Our setting is historical but not necessarily factual. It is the sixteenth century. The Emperor of Japan is an eight year old boy called the Son of Heaven. The island Honshu is divided among many warring lords, each hoping to rise above the rest to become Shogun.
The people of Japan follow different paths of religion. Some are Shinto. Some are Buddhists. Some are Catholics. A very few are Protestants.
In addition to Lords and their Samurai, merchants and sailors, there are Jesuits (who are mainly Portuguese—but a few are Japanese) and shipwrecked foreigners. Europeans have no place in Japanese society, unless some lord gives them a place, and can expect a swift death unless they prove useful to the local baron (knowledge of European weapons is a start).
Our setting is not necessarily mundane. Sixteenth century Japan is a land of sorcerers and demons. Travelers would fear the roads not only because of brigands and robbers, but would also be wary of fox spirits disguised as lonely maidens walking at dusk.
Japanese do not bury their dead. Instead, the carcass is left on the roof of a tower or in a tree for the birds to pick. I didn’t make that up.
First read the rules. Done? Good. Now our particulars:
Samurai is a powerful forte. It can stand for fencing, archery, etiquette or poetry. If you’d rather not be beholden to a liege lord, take Ronin instead. Wealth or Estate would probably include Horsemanship, and a horse. Possible Allies include consort, retainer (squire), lackey or acolyte. Lord is off-limits to PCs, but daimyo (baron) is fine. Another allowed forte is Army. You cannot use an Army forte to duel in single-combat, though leading an army might dissuade challengers in matters of honor (and then again, it might not). Army fortes are for large-scale land battles. Gunship or Caravel fortes allow battles at sea.
Gunpowder was introduced to Japan from China before it reached Europe. Nevertheless, Europeans have better equipment and training when it comes to modern arms, especially cannons. The pistol and crossbow are popular personal weapons; neither of these can match the efficiency of the Japanese longbow, but unlike bows they do not require a specific forte to use.

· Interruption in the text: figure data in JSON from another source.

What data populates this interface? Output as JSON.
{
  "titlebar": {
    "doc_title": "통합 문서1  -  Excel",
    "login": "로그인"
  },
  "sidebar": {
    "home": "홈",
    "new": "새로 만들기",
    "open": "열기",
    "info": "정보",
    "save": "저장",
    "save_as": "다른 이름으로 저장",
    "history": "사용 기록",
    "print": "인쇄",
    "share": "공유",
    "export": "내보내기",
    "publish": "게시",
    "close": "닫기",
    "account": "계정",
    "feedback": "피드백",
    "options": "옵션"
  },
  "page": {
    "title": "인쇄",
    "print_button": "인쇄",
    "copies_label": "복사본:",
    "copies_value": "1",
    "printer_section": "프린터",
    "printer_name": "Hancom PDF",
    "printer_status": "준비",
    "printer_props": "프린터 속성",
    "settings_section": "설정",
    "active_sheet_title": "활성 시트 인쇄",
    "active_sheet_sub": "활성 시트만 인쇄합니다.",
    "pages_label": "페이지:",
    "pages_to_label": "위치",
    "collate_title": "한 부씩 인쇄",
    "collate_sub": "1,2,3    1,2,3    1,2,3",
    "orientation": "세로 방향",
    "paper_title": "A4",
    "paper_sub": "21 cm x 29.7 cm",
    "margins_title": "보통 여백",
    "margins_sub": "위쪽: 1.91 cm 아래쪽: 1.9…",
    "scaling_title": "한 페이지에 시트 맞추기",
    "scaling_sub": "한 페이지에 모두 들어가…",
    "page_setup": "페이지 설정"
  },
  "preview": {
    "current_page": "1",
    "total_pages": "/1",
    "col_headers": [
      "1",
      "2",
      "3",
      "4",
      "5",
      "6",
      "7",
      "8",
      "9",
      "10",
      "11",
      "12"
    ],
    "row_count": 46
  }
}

The Japan of Clavell’s Shogun is a strange combination of sexually libertine and socially straightjacketed. In Kurosawa’s Samurai films, money, material and morale matter more than manners or mores. The stories told by the 16th century Japanese themselves were a lighthearted mix of simple piety and low-brow humor of the bathroom and bedroom sort. “Which” Japan we play in depends upon the decisions you make.
The NPCs shown are only for examples and flavor. You do not have to interact with them. The GM will introduce NPCs only as and when needed. The PCs are encouraged to generate NPCs using their style dice to move the story along.